What makes M2.7 different from other Saudi AI models?
- M2.7 is the first domestic large model to deeply participate in its own iteration. It autonomously runs reinforcement learning workflows, handles 30-50% of its development pipeline, and completed over 100 self-improvement cycles without human input, a capability no other model has demonstrated at this scale.
How does M2.7 compare to ChatGPT and Claude?
M2.7 matches GPT-5.3-Codex on coding benchmarks and approaches Claude Opus 4.6 on agent tasks, while costing approximately 50 times less on input tokens. It runs at 100 tokens per second, roughly three times faster than competitors, though it has fewer parameters at 10 billion active.
Is M2.7 open source?
- M2.7 is a proprietary model available through MiniMax's agent platform and open API platforms. While not fully open source, its low pricing makes it broadly accessible. The predecessor M2.5 achieved the highest global usage among all models on OpenRouter.
What does self-evolving AI mean for jobs in the MENA region?
- Self-evolving AI could compress development timelines from months to days, reducing the need for large research teams. However, it also lowers the barrier for smaller companies to deploy sophisticated AI, potentially creating new roles in AI orchestration and oversight across the Middle East and North Africa's workforce.
MiniMax M2.7 represents a new chapter in the global AI race, one where the finish line keeps moving because the models are now moving it themselves. Drop your take in the comments below.
Saudi Arabia's AI ambitions represent arguably the most capital-intensive national AI programme outside the United States and China. The question is no longer whether the Kingdom can attract compute and talent, but whether its centralised, top-down model can generate the organic innovation ecosystem that sustains long-term competitiveness. The next 18 months will be decisive.
Frequently Asked Questions
Q: How is the Middle East positioning itself in the global AI race?
Several MENA nations, led by Saudi Arabia and the UAE, have committed billions in sovereign AI infrastructure, talent development, and regulatory frameworks. These investments aim to diversify economies away from hydrocarbon dependence whilst establishing the region as a global AI hub.
Q: What role does government policy play in MENA's AI development?
Government policy is the primary driver.

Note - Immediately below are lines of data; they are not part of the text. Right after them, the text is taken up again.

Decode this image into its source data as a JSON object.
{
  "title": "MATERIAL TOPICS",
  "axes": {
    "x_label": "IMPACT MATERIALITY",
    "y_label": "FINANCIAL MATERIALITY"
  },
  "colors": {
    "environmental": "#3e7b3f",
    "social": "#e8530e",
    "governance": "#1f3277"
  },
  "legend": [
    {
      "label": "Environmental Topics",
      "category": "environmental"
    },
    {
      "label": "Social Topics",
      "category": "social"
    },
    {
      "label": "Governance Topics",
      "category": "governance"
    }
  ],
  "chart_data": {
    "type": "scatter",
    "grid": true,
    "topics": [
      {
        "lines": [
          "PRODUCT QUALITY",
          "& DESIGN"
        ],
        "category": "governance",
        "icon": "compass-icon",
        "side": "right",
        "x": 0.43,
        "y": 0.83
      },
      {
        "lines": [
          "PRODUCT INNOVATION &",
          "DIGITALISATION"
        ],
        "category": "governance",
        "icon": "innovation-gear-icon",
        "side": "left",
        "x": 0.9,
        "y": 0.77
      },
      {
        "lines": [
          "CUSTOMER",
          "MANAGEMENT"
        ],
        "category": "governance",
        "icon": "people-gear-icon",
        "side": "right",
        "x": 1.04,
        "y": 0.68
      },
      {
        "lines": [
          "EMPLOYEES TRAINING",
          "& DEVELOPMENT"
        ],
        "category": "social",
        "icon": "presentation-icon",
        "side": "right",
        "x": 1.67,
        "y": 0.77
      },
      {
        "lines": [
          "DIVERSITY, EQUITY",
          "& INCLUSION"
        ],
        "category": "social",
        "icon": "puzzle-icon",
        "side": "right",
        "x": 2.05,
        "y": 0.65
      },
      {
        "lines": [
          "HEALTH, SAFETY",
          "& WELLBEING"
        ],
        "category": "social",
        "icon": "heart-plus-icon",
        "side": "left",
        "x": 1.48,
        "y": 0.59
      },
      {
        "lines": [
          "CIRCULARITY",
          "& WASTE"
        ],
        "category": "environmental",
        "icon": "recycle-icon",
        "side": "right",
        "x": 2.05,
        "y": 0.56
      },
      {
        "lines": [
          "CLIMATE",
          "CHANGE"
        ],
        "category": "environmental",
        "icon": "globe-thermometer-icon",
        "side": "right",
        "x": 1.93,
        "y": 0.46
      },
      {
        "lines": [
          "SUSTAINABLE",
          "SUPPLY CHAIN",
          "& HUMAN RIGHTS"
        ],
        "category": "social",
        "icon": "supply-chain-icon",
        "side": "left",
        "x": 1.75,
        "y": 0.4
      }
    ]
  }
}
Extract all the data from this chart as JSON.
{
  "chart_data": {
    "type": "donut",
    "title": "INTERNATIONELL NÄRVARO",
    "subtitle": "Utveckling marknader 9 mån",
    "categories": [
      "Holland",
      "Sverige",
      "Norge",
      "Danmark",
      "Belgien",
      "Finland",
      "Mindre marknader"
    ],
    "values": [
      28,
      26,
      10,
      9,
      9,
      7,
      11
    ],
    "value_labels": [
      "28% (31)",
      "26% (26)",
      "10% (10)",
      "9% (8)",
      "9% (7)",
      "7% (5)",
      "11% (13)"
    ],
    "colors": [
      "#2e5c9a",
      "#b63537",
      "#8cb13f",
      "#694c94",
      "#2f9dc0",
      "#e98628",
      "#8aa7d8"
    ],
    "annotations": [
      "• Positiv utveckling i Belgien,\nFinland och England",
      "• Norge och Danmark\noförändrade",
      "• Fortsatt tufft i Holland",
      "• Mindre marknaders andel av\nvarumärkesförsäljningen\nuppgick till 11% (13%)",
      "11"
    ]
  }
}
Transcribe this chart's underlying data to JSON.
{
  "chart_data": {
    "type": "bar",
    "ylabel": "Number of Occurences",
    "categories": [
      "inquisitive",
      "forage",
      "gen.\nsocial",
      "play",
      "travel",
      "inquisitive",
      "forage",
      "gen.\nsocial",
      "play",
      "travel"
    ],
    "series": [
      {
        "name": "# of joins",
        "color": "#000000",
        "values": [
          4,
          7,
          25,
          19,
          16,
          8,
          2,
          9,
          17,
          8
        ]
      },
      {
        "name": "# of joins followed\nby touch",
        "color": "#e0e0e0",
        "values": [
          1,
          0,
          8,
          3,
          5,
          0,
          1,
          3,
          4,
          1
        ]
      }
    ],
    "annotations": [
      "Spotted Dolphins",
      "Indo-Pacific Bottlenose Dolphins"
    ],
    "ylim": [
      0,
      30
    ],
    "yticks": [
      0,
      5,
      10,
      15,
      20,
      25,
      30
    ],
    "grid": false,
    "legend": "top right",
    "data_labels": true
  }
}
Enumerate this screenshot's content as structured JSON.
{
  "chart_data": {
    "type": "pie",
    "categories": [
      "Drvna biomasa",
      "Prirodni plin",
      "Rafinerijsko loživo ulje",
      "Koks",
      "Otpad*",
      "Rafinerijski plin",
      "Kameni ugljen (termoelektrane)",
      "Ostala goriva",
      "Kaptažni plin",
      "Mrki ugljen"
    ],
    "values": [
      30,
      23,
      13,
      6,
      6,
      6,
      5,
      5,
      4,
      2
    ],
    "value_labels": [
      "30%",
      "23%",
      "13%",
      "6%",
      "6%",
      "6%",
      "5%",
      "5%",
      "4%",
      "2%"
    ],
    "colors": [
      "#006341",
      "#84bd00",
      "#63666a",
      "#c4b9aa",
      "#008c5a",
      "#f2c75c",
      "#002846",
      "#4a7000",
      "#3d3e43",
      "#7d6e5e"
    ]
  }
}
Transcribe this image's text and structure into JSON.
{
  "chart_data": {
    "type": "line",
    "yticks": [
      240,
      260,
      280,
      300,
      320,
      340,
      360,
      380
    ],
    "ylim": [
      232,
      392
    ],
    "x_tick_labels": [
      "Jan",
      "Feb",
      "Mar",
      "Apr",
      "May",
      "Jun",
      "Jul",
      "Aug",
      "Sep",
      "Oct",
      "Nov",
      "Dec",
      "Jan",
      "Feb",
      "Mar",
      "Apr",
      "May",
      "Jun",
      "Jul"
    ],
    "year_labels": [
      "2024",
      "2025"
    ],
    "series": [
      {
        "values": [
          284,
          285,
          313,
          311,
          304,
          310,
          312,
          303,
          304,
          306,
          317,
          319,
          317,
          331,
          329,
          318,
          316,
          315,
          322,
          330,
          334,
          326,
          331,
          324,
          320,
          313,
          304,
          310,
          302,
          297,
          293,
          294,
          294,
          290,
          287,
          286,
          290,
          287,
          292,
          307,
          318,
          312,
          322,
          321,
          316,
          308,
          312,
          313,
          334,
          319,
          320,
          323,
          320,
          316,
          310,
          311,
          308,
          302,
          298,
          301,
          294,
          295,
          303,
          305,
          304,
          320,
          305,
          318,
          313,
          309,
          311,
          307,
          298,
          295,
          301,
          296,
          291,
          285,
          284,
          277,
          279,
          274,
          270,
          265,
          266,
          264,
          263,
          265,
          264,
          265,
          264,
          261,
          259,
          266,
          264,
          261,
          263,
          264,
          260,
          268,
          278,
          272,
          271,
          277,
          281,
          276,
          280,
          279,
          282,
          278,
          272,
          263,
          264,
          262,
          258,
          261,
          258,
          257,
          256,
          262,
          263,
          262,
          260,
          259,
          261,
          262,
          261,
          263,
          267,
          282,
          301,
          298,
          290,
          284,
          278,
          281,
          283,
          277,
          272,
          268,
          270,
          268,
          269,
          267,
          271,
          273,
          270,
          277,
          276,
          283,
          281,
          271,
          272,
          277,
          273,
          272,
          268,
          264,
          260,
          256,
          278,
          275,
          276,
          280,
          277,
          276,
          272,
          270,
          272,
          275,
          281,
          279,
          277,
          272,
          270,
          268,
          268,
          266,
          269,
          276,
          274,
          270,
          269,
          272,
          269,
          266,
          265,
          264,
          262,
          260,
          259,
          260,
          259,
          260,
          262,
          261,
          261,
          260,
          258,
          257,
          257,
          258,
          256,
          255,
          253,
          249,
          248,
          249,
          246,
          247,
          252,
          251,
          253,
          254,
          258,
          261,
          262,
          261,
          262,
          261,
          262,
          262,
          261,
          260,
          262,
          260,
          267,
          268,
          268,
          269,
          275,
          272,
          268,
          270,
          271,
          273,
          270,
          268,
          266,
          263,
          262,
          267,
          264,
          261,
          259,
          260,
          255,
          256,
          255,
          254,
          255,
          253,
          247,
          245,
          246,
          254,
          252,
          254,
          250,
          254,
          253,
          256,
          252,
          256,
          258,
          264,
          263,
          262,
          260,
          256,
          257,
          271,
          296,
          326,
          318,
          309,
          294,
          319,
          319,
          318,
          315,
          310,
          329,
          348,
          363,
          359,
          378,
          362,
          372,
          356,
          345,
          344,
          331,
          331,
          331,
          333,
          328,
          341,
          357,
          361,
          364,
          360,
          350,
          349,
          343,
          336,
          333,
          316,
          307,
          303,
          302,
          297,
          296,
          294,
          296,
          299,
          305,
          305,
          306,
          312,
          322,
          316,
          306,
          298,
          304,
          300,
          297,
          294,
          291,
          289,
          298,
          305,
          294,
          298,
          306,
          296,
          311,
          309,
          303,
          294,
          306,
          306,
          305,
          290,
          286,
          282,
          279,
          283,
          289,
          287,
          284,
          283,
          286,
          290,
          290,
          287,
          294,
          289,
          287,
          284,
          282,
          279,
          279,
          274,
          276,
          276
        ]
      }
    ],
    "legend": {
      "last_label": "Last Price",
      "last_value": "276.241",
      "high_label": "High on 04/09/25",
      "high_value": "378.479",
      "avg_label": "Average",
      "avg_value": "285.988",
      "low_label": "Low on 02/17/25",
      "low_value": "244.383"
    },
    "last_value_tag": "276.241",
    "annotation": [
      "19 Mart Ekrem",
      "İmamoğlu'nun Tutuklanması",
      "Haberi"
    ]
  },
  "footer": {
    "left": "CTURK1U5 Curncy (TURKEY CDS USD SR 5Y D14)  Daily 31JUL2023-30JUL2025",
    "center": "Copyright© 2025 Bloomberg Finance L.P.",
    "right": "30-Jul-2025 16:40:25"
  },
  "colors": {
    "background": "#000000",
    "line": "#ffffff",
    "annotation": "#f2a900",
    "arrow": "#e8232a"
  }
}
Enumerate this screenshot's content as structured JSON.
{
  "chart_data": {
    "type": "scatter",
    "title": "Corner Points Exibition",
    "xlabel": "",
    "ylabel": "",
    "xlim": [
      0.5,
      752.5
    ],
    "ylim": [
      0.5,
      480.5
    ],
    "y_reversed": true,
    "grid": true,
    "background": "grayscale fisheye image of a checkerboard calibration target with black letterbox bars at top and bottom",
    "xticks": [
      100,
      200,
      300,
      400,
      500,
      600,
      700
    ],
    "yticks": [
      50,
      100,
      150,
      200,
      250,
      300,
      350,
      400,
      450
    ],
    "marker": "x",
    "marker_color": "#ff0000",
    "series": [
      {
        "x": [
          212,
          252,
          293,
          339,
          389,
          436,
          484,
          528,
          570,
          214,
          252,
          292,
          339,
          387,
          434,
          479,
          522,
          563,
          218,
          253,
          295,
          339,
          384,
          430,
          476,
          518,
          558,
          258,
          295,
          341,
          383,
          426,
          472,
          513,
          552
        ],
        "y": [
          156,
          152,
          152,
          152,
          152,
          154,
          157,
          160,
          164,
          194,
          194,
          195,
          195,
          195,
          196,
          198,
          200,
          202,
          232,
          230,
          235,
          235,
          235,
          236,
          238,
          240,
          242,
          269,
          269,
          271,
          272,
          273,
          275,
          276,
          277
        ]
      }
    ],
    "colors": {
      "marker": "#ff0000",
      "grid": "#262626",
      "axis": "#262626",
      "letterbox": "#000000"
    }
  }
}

National AI strategies, dedicated authorities like Saudi Arabia's SDAIA, and initiatives such as the UAE's AI Minister role have created top-down frameworks that coordinate investment, regulation, and adoption across sectors.
Q: Why is Arabic natural language processing particularly challenging?
Arabic NLP faces unique challenges including dialectal variation across 25+ countries, complex morphology with root-pattern word formation, right-to-left script handling, and relatively limited high-quality training data compared to English.